Говоря о том наполнении, которое получили в поэме извечные для русской литературы вопросы: интеллигенция и власть, интеллигенция и народ, личность и среда и пр., важно помнить, что все они решаются здесь в сфере языка, а позиция автора реализуется в технике работы со словом. «Москва-Петушки» - одна из самых последовательно антиидеологических книг во всей нашей словесности, и претензии любых идеологических конструкций на значимость, на право занимать ум и душу писателя отвратительны и скучны: «Помню еще давно, когда при мне заводили речь или спор о каком-нибудь вздоре, я говорил: «Э! И хочется вам толковать об этом вздоре!» А мне удивлялись и говорили: «Какой же это вздор? Если и это вздор, то что же тогда не вздор?» А я говорил: «О, не знаю, не знаю! Но есть». Веничка, действительно, «ни разу не видел Кремля», И хотя ему суждено было погибнуть близ кремлевской стены, в этой способности «тысячу раз, напившись или с похмелюги, с севера на юг, с запада на восток, из конца в конец, насквозь и как попало» проходить мимо центра страны и символа державы было заключено огромное освобождающее значение.

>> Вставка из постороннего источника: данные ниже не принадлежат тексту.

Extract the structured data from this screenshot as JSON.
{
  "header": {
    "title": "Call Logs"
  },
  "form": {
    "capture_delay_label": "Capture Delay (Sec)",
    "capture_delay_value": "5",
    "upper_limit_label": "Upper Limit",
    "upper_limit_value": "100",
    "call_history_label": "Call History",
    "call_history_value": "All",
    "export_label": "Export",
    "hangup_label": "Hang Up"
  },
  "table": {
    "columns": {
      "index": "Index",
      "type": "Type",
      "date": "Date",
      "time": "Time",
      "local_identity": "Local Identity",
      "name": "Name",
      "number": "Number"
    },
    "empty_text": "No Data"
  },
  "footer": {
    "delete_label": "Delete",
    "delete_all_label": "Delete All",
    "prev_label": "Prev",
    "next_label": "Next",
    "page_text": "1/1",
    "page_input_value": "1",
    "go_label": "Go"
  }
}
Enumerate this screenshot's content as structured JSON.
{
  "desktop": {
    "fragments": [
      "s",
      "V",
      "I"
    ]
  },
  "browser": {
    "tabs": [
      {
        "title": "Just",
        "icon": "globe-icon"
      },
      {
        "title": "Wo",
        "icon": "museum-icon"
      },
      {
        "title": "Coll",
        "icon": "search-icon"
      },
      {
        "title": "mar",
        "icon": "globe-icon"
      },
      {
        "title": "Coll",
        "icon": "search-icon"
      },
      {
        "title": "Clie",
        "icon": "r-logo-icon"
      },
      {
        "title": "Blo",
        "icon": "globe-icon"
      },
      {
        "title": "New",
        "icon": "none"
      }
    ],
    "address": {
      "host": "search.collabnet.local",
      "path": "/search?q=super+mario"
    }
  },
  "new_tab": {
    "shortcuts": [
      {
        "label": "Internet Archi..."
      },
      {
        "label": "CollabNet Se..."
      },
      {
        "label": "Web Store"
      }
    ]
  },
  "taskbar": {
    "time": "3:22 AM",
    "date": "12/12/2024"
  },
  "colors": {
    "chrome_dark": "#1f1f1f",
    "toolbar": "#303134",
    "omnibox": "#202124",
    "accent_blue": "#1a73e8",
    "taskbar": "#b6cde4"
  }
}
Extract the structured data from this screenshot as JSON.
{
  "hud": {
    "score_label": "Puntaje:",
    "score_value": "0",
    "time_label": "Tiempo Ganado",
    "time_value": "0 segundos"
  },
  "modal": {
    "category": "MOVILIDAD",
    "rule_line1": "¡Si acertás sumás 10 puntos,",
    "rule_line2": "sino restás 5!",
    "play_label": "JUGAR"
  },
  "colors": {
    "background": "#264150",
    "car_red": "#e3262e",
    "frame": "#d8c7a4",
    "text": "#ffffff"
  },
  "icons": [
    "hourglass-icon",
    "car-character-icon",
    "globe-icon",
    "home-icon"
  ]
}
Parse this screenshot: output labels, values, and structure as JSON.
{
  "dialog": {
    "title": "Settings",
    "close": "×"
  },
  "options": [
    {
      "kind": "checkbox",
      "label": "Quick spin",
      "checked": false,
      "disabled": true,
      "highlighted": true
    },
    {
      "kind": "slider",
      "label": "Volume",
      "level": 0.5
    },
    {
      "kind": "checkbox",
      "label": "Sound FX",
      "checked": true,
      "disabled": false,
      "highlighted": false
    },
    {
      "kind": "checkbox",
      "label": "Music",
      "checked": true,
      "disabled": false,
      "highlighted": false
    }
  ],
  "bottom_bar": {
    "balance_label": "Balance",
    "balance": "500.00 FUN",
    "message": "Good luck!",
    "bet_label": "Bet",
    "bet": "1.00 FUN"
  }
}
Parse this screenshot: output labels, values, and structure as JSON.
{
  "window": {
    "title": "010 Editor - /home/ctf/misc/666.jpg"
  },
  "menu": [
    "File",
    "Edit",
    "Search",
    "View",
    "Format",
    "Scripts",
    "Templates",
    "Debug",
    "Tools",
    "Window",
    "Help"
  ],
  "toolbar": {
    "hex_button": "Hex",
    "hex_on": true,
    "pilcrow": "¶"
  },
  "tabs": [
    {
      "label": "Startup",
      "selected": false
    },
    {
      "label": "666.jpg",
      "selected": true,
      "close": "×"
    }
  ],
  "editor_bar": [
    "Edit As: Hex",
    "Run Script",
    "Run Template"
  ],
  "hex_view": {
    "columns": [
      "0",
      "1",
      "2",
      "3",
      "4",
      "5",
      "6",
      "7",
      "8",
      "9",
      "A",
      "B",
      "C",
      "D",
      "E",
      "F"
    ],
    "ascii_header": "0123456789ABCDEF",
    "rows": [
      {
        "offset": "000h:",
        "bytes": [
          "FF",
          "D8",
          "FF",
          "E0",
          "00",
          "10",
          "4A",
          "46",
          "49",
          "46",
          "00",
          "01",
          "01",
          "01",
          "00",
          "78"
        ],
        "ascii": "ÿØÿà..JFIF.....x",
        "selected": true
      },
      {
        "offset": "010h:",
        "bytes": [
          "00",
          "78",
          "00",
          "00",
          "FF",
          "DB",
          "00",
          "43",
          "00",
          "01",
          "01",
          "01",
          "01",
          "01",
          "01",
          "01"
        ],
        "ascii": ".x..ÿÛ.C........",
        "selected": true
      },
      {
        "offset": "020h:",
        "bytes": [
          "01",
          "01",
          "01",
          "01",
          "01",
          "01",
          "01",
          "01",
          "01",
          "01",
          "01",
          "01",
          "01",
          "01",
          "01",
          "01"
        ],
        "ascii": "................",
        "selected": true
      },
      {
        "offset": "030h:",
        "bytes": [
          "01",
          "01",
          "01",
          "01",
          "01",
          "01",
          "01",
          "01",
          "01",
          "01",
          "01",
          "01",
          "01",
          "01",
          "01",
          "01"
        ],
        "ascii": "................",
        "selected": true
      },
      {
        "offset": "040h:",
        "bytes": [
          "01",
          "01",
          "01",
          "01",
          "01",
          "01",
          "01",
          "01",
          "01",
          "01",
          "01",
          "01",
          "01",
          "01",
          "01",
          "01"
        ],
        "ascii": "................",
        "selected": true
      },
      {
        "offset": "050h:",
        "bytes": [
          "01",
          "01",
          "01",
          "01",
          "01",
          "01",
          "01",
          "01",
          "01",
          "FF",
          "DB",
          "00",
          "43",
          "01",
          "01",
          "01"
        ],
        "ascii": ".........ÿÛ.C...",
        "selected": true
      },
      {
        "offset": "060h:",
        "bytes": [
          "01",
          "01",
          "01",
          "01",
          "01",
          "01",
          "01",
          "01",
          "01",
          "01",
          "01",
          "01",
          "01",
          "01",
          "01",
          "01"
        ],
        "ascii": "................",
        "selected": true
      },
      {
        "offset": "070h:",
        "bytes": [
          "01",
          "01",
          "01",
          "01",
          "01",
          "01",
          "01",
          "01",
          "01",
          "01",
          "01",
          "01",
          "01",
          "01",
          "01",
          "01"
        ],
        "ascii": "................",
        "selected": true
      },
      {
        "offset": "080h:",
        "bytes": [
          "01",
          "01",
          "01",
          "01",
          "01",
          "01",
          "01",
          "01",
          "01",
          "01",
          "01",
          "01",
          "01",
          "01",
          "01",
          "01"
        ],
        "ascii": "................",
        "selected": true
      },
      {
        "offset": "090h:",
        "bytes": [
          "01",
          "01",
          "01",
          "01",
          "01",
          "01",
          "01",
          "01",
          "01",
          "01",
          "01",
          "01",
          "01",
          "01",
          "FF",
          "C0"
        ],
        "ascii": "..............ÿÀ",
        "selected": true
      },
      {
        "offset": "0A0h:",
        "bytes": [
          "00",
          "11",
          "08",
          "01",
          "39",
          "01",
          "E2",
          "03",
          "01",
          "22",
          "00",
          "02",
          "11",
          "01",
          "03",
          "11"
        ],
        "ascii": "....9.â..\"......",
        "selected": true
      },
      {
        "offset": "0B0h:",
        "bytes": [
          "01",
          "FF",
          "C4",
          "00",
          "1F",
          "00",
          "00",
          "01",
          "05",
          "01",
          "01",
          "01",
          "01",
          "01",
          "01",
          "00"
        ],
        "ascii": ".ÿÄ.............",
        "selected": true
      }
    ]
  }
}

То же неприятие духовной авторитарности, доходящее .до отрицания любых твердых взглядов и жестких принципов, увидел Ерофеев, по-моему, отчасти вопреки исторической реальности, в В. Розанове. Написанный вынужденно под воздействием случайных обстоятельств, о которых писатель весело поведал в интервью «Пятому колесу», рассказ «Василий Розанов глазами эксцентрика» едва ли можно считать достижением для автора «Москвы - Петушков». Рыхлая композиция обнажает заданность приема, а чрезмерное изобилие цитат во второй половине рассказа делают авторский текст во многом иллюстративным. (В еще большей мере эти недостатки свойственны его поздней вещи «Моя маленькая Лениниана».) Тем не менее, когда «Розанов ... » был напечатан в альманахе «Зеркала» В окружении произведений наших лучших прозаиков, стало ясно, насколько поражение Ерофеева значимее победы иного писателя. «Его перевес,- как совсем по другому поводу выразился Набоков,- бил в очи». Так что неудача здесь понятие относительное, а что касается поэмы «Вальпургиева ночь, или Шаги Командора», то это и вовсе безусловная и несомненная удача. И все же в истории родимой словесности Ерофееву, опять-таки подобно Грибоедову, суждено остаться автором единственного произведения. Слишком многое значила «эта книжка небольшая Томов премногих тяжелей», чтобы что-нибудь могло встать с ней рядом.
Демократизм и элитарность, грубость и утонченность, фарс и трагедия. капустник и мистериальное действо встретились на страницах поэмы, чтобы в ценящую парадоксы эпоху оттенить главный парадокс: всеми фибрами души не терпевший учительства, Веничка-таки стал пророком. И когда нас позовут на любой суд, мы будем свидетельствовать о времени, в котором жили, держа руку на «Москве ¬Петушках».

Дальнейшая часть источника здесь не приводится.